Em 2013, Dilma Rousseff manteve a tradição do PT e nomeou Rodrigo Janot chefe da PGR. Também ele era fruto da lista tríplice. Deu trabalho tanto para o governo, quanto para a oposição, ao desovar dezenas de denúncias da Lava Jato no STF. Boa parte não deu em nada ao final das investigações, mas a hiperatividade de Janot causou rebuliço no mundo político.

Em 2017, Michel Temer chegou ao Planalto rompido com o PT —inclusive no estilo de escolha do procurador-geral. Ele inovou ao empossar a primeira mulher no cargo, Raquel Dodge. A simbologia progressista estancou na questão de gênero: o novo presidente ignorou, contudo, o primeiro colocado da lista tríplice e optou por uma aliada (Dodge ficou em 2º lugar), na esperança de não ter ainda mais problemas na Justiça. Temer já tinha sido alvo de duas denúncias de Janot, no caso JBS e no quadrilhão do MDB.

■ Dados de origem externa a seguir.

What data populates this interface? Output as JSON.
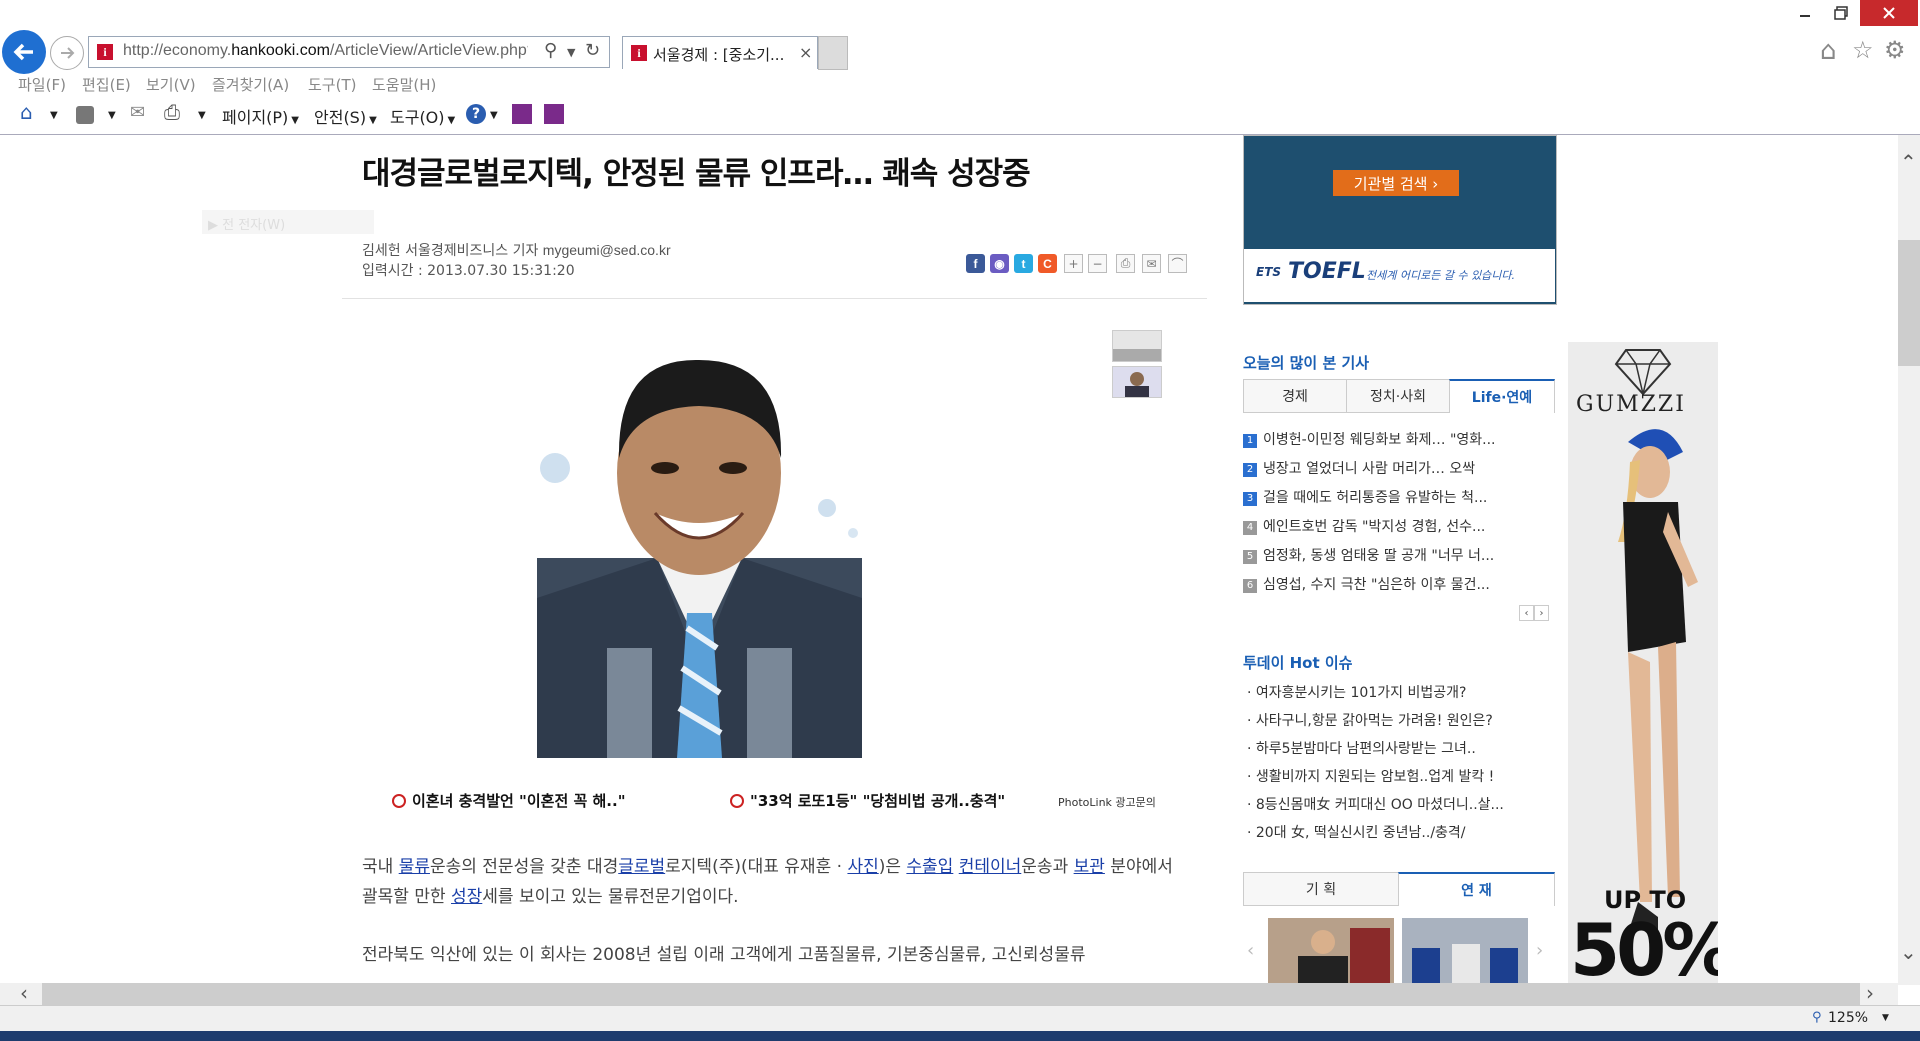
{
  "browser": {
    "address_url": "http://economy.hankooki.com/ArticleView/ArticleView.php?u",
    "url_prefix": "http://economy.",
    "url_domain": "hankooki.com",
    "url_path": "/ArticleView/ArticleView.php?u",
    "tab_title": "서울경제 : [중소기...",
    "tab_close": "×",
    "favicon_letter": "i",
    "menu": [
      "파일(F)",
      "편집(E)",
      "보기(V)",
      "즐겨찾기(A)",
      "도구(T)",
      "도움말(H)"
    ],
    "cmd_page": "페이지(P)",
    "cmd_safety": "안전(S)",
    "cmd_tools": "도구(O)",
    "zoom": "125%"
  },
  "article": {
    "title": "대경글로벌로지텍, 안정된 물류 인프라… 쾌속 성장중",
    "page_button": "▶ 전 전자(W)",
    "byline": "김세헌 서울경제비즈니스 기자",
    "email": "mygeumi@sed.co.kr",
    "timestamp": "입력시간 : 2013.07.30 15:31:20",
    "ad_link_1": "이혼녀 충격발언 \"이혼전 꼭 해..\"",
    "ad_link_2": "\"33억 로또1등\" \"당첨비법 공개..충격\"",
    "photolink": "PhotoLink 광고문의",
    "para1": {
      "t1": "국내 ",
      "l1": "물류",
      "t2": "운송의 전문성을 갖춘 대경",
      "l2": "글로벌",
      "t3": "로지텍(주)(대표 유재훈 · ",
      "l3": "사진",
      "t4": ")은 ",
      "l4": "수출입",
      "t5": " ",
      "l5": "컨테이너",
      "t6": "운송과 ",
      "l6": "보관",
      "t7": " 분야에서 괄목할 만한 ",
      "l7": "성장",
      "t8": "세를 보이고 있는 물류전문기업이다."
    },
    "para2": "전라북도 익산에 있는 이 회사는 2008년 설립 이래 고객에게 고품질물류, 기본중심물류, 고신뢰성물류"
  },
  "sidebar": {
    "inst_search": "기관별 검색 ›",
    "toefl_logo": "TOEFL",
    "toefl_ets": "ETS",
    "toefl_tagline": "전세계 어디로든 갈 수 있습니다.",
    "popular_title": "오늘의 많이 본 기사",
    "tabs": [
      "경제",
      "정치·사회",
      "Life·연예"
    ],
    "ranks": [
      {
        "n": "1",
        "text": "이병헌-이민정 웨딩화보 화제… \"영화..."
      },
      {
        "n": "2",
        "text": "냉장고 열었더니 사람 머리가… 오싹"
      },
      {
        "n": "3",
        "text": "걸을 때에도 허리통증을 유발하는 척..."
      },
      {
        "n": "4",
        "text": "에인트호번 감독 \"박지성 경험, 선수..."
      },
      {
        "n": "5",
        "text": "엄정화, 동생 엄태웅 딸 공개 \"너무 너..."
      },
      {
        "n": "6",
        "text": "심영섭, 수지 극찬 \"심은하 이후 물건..."
      }
    ],
    "hot_title": "투데이 Hot 이슈",
    "hot": [
      "· 여자흥분시키는 101가지 비법공개?",
      "· 사타구니,항문 갉아먹는 가려움! 원인은?",
      "· 하루5분밤마다 남편의사랑받는 그녀..",
      "· 생활비까지 지원되는 암보험..업계 발칵 !",
      "· 8등신몸매女 커피대신 OO 마셨더니..살...",
      "· 20대 女, 떡실신시킨 중년남../충격/"
    ],
    "tabs2": [
      "기 획",
      "연 재"
    ],
    "gumzzi_brand": "GUMZZI",
    "gumzzi_upto": "UP TO",
    "gumzzi_pct": "50%"
  },
  "colors": {
    "accent": "#1a5fb4",
    "back_button": "#1f6fd1",
    "close": "#c7292c",
    "inst_ad": "#1e4f6f",
    "inst_btn": "#e26d1a"
  }
}
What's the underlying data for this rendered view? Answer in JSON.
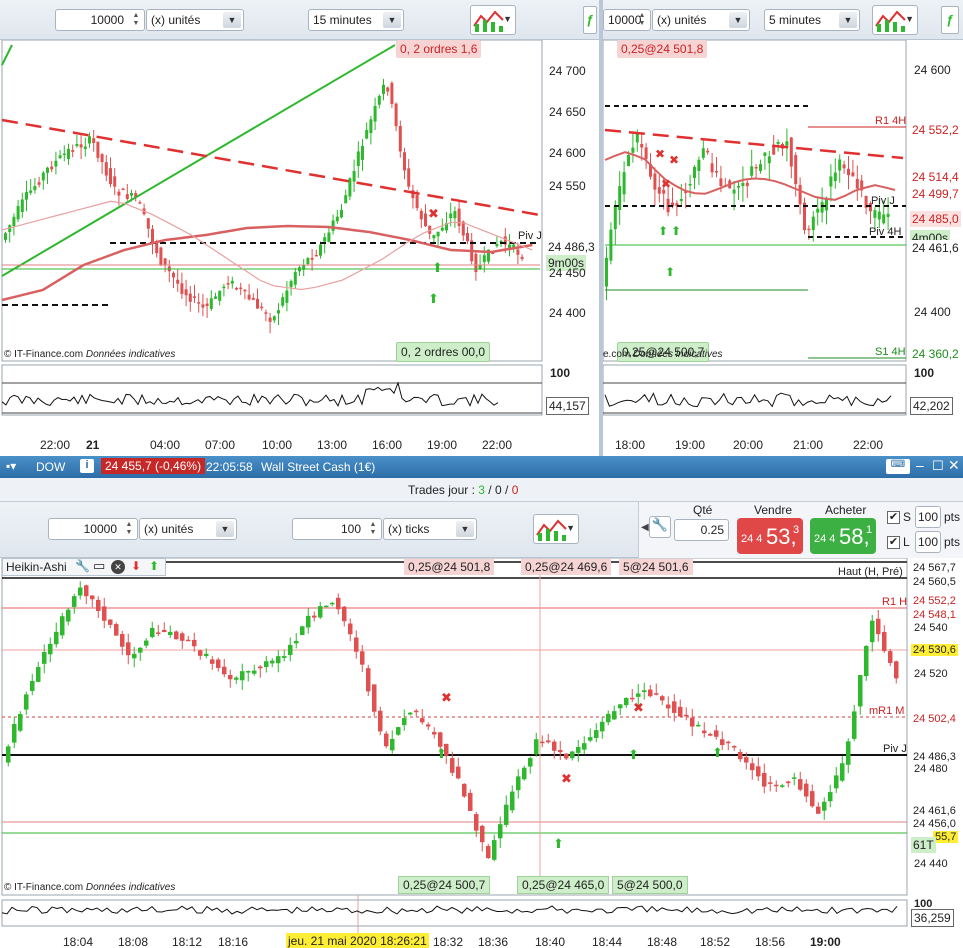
{
  "panel_left": {
    "quantity": "10000",
    "unit": "(x) unités",
    "interval": "15 minutes",
    "orders_top": "2 ordres",
    "orders_top_prefix": "0,",
    "orders_top_suffix": "1,6",
    "orders_bottom": "2 ordres",
    "orders_bottom_prefix": "0,",
    "orders_bottom_suffix": "00,0",
    "current_price": "24 486,3",
    "piv_label": "Piv J",
    "timer": "9m00s",
    "watermark": "© IT-Finance.com",
    "watermark_note": "Données indicatives",
    "osc_value": "44,157",
    "osc_level": "100",
    "y_ticks": [
      "24 700",
      "24 650",
      "24 600",
      "24 550",
      "24 450",
      "24 400"
    ],
    "x_ticks": [
      "22:00",
      "21",
      "04:00",
      "07:00",
      "10:00",
      "13:00",
      "16:00",
      "19:00",
      "22:00"
    ]
  },
  "panel_right": {
    "quantity": "10000",
    "unit": "(x) unités",
    "interval": "5 minutes",
    "order_top": "0,25@24 501,8",
    "order_bottom": "0,25@24 500,7",
    "watermark": "e.com",
    "watermark_note": "Données indicatives",
    "timer": "4m00s",
    "piv_j": "Piv J",
    "piv_4h": "Piv 4H",
    "r1_4h": "R1 4H",
    "s1_4h": "S1 4H",
    "osc_value": "42,202",
    "osc_level": "100",
    "price_tags": [
      "24 552,2",
      "24 514,4",
      "24 499,7",
      "24 485,0",
      "24 461,6",
      "24 360,2"
    ],
    "y_ticks": [
      "24 600",
      "24 400"
    ],
    "x_ticks": [
      "18:00",
      "19:00",
      "20:00",
      "21:00",
      "22:00"
    ]
  },
  "instrument": {
    "name": "DOW",
    "price_change": "24 455,7 (-0,46%)",
    "time": "22:05:58",
    "description": "Wall Street Cash (1€)"
  },
  "trades": {
    "label": "Trades jour :",
    "wins": "3",
    "sep1": "/",
    "zero1": "0",
    "sep2": "/",
    "zero2": "0"
  },
  "bottom_toolbar": {
    "quantity": "10000",
    "unit": "(x) unités",
    "ticks_value": "100",
    "ticks_unit": "(x) ticks",
    "qty_label": "Qté",
    "qty_value": "0.25",
    "sell_label": "Vendre",
    "buy_label": "Acheter",
    "sell_small": "24 4",
    "sell_big": "53,",
    "sell_sup": "3",
    "buy_small": "24 4",
    "buy_big": "58,",
    "buy_sup": "1",
    "stop_letter": "S",
    "limit_letter": "L",
    "stop_pts": "100",
    "limit_pts": "100",
    "pts_label": "pts"
  },
  "bottom_chart": {
    "indicator": "Heikin-Ashi",
    "orders": [
      "0,25@24 501,8",
      "0,25@24 469,6",
      "5@24 501,6"
    ],
    "orders_bottom": [
      "0,25@24 500,7",
      "0,25@24 465,0",
      "5@24 500,0"
    ],
    "haut_label": "Haut (H, Pré)",
    "r1h": "R1 H",
    "mr1m": "mR1 M",
    "pivj": "Piv J",
    "price_tags": [
      "24 567,7",
      "24 560,5",
      "24 552,2",
      "24 548,1",
      "24 530,6",
      "24 502,4",
      "24 486,3",
      "24 461,6",
      "24 456,0",
      "55,7"
    ],
    "y_ticks": [
      "24 540",
      "24 520",
      "24 480",
      "24 440"
    ],
    "timer": "61T",
    "watermark": "© IT-Finance.com",
    "watermark_note": "Données indicatives",
    "osc_value": "36,259",
    "osc_level": "100",
    "x_ticks": [
      "18:04",
      "18:08",
      "18:12",
      "18:16",
      "18:32",
      "18:36",
      "18:40",
      "18:44",
      "18:48",
      "18:52",
      "18:56",
      "19:00"
    ],
    "crosshair_date": "jeu. 21 mai 2020 18:26:21"
  },
  "colors": {
    "up": "#2db82d",
    "down": "#e05050",
    "accent_blue": "#2c6da8",
    "sell_red": "#e04848",
    "buy_green": "#3cb043"
  }
}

O plano de Temer funcionou parcialmente: acabou denunciado por Dodge no inquérito dos portos, mas isso aconteceu a poucos dias do fim do mandato. A procuradora já tinha apresentado denúncia ao STF contra dois ministros de Temer: Geddel Vieira Lima e Blairo Maggi.

Mas nada, nada se compara ao desempenho amigável de Augusto Aras com Bolsonaro. Em poucos mais de dois anos no posto, o procurador-geral conseguiu proteger o presidente de várias enrascadas jurídicas. Em dezembro, ele mesmo informou ao STF que instalou 25 investigações preliminares contra o presidente na PGR, sem passar pelo Judiciário. Até agora, não denunciou o mandatário perante a Corte. Para completar o clima amistoso, em dezembro pediu para o ministro Alexandre de Moraes anular o inquérito aberto contra Bolsonaro pela fala em que associava a vacinação contra a Covid-19 à contaminação pelo vírus da Aids.

Aras também derrubou o desempenho da PGR perante tribunais superiores, o que lhe rendeu a crítica contundente de seus pares. Nos dois primeiros anos, o procurador-geral havia apresentado 46 denúncias ao STF e ao STJ (Superior Tribunal de Justiça) contra autoridades. Dodge formulou 64 denúncias durante seus dois anos à frente da PGR.

Se Bolsonaro for eleito em outubro, não há dúvida de que a PGR seguirá comandada por procuradores com o perfil de Aras por mais quatro anos. Se a vitória for de Lula, o cenário será outro. A cúpula do PT ainda não convenceu o presidenciável a abandonar as listas tríplices como regra para a escolha do procurador-geral. Uma rápida análise no desempenho dos últimos chefes do Ministério Público pode servir de argumento para fazer o petista mudar de ideia.